According to the settlement, Shirley Hill was the sole trustee of the pension plan, and she and Vernon Hill both served as trustees, bound under federal law to invest workers’ money in the best interests of workers, not their.

The plan was founded in 1976, as Vernon Hill accelerated its expansion of Commerce Bank from a small South Jersey lender to a 400-branch banking giant on the East Coast.

Commerce was sold to TD Bank in 2008, after Hill agreed to leave under pressure from regulators and administrators. Hill then launched Metro, in London, then took over Philadelphia-based Republic First, operator of Republic Bank.

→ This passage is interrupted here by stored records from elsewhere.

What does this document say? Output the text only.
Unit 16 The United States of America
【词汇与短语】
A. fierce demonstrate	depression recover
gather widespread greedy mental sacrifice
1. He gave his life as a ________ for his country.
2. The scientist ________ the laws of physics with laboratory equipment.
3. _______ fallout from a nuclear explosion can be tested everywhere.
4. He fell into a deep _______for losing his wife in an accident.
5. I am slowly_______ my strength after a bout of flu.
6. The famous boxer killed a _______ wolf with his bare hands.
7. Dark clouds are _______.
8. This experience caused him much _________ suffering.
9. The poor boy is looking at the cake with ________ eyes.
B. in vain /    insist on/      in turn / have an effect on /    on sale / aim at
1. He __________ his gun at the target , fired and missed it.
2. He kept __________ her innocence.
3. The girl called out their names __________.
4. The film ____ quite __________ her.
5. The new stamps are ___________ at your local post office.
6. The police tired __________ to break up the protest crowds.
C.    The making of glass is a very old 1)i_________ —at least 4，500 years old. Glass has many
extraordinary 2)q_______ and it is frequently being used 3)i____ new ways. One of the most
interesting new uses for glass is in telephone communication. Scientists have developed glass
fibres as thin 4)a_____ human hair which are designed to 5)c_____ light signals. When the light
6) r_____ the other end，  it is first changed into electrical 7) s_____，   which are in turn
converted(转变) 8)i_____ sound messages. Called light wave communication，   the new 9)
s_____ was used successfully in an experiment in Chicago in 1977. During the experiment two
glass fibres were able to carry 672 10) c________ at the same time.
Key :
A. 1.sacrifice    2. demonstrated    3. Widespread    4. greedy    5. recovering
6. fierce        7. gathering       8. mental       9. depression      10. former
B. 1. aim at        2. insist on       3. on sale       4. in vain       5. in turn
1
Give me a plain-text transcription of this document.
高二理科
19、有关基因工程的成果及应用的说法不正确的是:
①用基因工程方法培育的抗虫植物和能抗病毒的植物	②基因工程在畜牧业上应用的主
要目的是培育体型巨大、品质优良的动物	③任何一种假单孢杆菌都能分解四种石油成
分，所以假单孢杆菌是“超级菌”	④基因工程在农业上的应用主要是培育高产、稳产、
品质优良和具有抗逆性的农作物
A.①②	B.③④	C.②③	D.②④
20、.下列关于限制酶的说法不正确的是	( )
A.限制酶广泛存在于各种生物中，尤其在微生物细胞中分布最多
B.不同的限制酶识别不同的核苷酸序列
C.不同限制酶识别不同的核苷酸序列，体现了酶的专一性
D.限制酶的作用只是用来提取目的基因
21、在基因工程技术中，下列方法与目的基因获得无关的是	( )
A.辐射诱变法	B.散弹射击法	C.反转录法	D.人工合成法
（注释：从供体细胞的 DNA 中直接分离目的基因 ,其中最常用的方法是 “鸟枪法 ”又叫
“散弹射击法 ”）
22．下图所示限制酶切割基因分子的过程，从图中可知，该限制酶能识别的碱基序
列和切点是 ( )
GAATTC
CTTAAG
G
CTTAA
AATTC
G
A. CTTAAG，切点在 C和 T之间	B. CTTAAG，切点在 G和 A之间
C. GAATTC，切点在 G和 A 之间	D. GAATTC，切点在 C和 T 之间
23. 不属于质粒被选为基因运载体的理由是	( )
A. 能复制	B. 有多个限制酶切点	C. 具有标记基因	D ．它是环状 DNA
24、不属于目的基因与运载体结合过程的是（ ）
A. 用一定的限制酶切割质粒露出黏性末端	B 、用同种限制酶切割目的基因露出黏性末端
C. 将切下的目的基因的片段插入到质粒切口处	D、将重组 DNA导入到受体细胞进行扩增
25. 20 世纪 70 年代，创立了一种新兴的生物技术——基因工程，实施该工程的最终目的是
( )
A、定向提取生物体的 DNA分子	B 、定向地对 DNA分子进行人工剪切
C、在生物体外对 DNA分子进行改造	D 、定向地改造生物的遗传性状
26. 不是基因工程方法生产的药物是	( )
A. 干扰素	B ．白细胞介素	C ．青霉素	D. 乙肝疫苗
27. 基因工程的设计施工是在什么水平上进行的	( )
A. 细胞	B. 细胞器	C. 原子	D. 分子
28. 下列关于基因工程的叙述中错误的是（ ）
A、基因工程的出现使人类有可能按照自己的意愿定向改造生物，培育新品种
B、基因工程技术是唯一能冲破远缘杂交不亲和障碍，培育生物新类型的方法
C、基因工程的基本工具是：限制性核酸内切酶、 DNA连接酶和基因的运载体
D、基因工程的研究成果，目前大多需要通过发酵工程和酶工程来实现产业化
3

Shirley Hill’s InterArch designed the distinctive look of the three banks, with glass walls, multiple tellers, bright red lettering logos and other distinctive features that Vernon Hill said were integral to the success of the businesses to attract client.

Hill was kicked out as boss of Republic First Bancorp – the largest bank still based in Philadelphia with more than $5 billion in assets and 36 branches – after losing control of the board following the death of an ally on the board this summer.

Even with Hill gone, the bank remains the subject of contention among its major shareholders. On Friday, a group led by George Norcross, the South Jersey political fundraiser, president of Cooper Health and insurance broker, offered to buy majority control of the bank and put the former chief executive in charge. of TD Bank, Gregory Braca.

Republic First is now run by Hill’s predecessor, Harry Madonna, and has hired consultants to review its strategy and price its eventual sale.

The Norcross group and Madonna allies had criticized Hill’s ambitious growth plans for the bank, at a time when other lenders have mostly closed branches, without opening new ones.

A previous attempt by Norcross Group to buy control of the bank while it was under Hill’s management last winter failed.